These are the 2011 winners of the Holland & Knight Young Native Writers Essay Contest. Pictured, from left, are Hunter Harmon, Nanticoke; Trevin Cole, Choctaw; Merk Robbins, Yurok; Harry Boling, Comanche; Neyom “Taigi” Osceola, Seminole; Alana Stone, Sicangu Lakota /Navajo; Talon Ducheneaux, Cheyenne River Sioux/Crow Creek Sioux; and Chance Carpenter, Hupa; shown with special guest Ed Edmo, Shoshone/Bannock/Nez Perce; and Kevin Gover, Pawnee, director of the Smithsonian’s National Museum of the American Indian.

Essay Writers Asked to Tackle Crucial Issues


This year, for the seventh annual Young Native Writers Essay Contest, Holland & Knight Charitable Foundation is asking participants to write about crucial issues facing their tribal communities. But the task doesn’t stop there. Students are also being asked to explain how they hope to help tackle that crucial issue to improve their community’s future.

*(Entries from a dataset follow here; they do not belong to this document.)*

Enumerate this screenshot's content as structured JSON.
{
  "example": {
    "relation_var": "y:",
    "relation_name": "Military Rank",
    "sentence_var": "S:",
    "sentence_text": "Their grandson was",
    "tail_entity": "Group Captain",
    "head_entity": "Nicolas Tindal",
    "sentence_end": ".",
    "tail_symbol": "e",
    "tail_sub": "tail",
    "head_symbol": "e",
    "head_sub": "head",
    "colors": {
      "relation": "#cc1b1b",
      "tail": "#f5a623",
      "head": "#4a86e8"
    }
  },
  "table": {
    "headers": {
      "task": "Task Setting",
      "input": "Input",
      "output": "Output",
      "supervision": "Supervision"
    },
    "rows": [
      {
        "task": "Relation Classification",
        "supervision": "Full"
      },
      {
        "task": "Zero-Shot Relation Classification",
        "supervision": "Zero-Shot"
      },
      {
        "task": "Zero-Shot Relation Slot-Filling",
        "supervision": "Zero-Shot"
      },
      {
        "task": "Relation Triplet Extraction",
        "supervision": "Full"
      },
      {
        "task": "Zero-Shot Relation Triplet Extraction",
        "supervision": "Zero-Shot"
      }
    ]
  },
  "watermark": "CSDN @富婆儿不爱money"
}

This direction for the essays was also used in the 2011 contest and had Native American students tackling issues like the importance of education, clean water, putting an end to alcoholism and substance abuse, preserving culture, unemployment and curriculum in schools.

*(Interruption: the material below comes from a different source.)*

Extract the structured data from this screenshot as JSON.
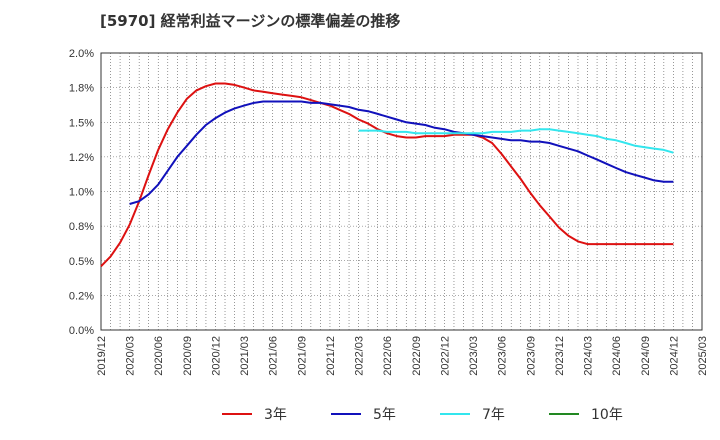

“The contest is designed to encourage young Native American writers to explore their heritage while becoming positive forces in their communities,” reads a release from Holland & Knight, the law firm that sponsors the contest with the National Museum of the American Indian.

The contest is open to Native American high school students from all tribal communities in the United States.

“Indian youngsters have learned, better than any generation before them, how to ‘walk in two worlds,’” said Ben Nighthorse Campbell, a former U.S. Senator and current senior policy advisor with Holland & Knight. “Many have mastered the tools of the technological age while preserving the traditions vital to their culture. I am pleased that Holland & Knight and the National Museum of the American Indian have continued their partnership in providing a forum for these talented and thoughtful young people to offer their perspectives on issues of importance to all in Indian Country.”

Interested students can visit the contest website for rules and instructions on submitting essays. All essays must be submitted electronically by April 30, 2012.

Five finalists will be announced in June and those finalists will attend Scholar Week from July 8 to 14 in Washington, D.C., and receive a $2,500 scholarship for college.